Zecken lauern auch im heimischen Garten: So schützt man sich

Zecke. Foto: dpa

Northeim. Kaum wird es wärmer, sind sie wieder da: Zecken. Ein Mediziner hat uns erklärt, wie man sich vor einem Zeckenstich schützen kann.

Wenn es im Frühjahr wieder wärmer wird, droht beim Aufenthalt im Freien gleich schon die erste Gefahr: Zecken. Bereits ab Temperaturen von sieben Grad plus werden die Tierchen in der Natur aktiv.

Natürlich sei mit einem Zeckenstich nicht zu spaßen, sagt Dr. Matthias Boldt, Leiter des Fachbereichs Gesundheits- und Veterinärwesen des Landkreises Northeim. Allerdings müsse Panikmache auch nicht sein: „Wer nach einem Aufenthalt im Freien ein paar Regeln befolgt, braucht keine Angst vor einem Zeckenstich zu haben, durch den möglicherweise eine Borreliose übertragen wird“, so der Mediziner.

Laut Mitteilung des Robert-Koch-Instituts (RKI) Berlin wurden in Berlin und Umgebung neue Erreger in Zecken entdeckt.
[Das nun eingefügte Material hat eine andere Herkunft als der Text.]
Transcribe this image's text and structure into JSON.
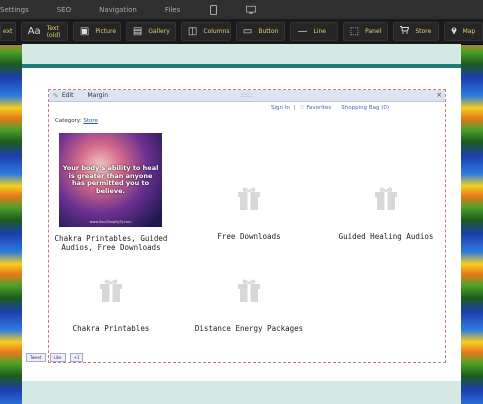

Boldt: „Das Gesundheitsamt hat Zecken gesammelt und sie auf neue Krankheitserreger untersucht.“ In Teilen Europas seien dabei sogar Erreger eher exotischer Krankheiten wie Dengue-Fieber oder Hanta entdeckt worden. „In Niedersachsen sind diese Erreger aber bislang nicht aufgetreten“, beruhigt Dr. Boldt.

Trotzdem rät er, sich beim Aufenthalt in Feld und Wald und im hohen Gras mit langer Kleidung zu schützen. Wer bei höheren Temperaturen in kurzen Hosen in der Natur unterwegs ist, sollte sich im Anschluss von einer zweiten Person genau absuchen lassen.

Zecken springen entgegen der weitläufigen Meinung nicht auf Mensch und Tier über, sondern lassen sich abstreifen. „Zecken wandern nur eine bestimmte Strecke mit und krabbeln dabei so lange herum, bis sie ein Stück Haut gefunden haben“, sagt der Mediziner. Zecken stechen nicht sofort zu, sondern meist erst nach einigen Stunden. „Darum bleibt genug Zeit, den Körper gründlich abzusuchen.“ Dr. Boldt betont, dass Zecken allerdings nicht nur im Wald, sondern auch im heimischen Garten lauern.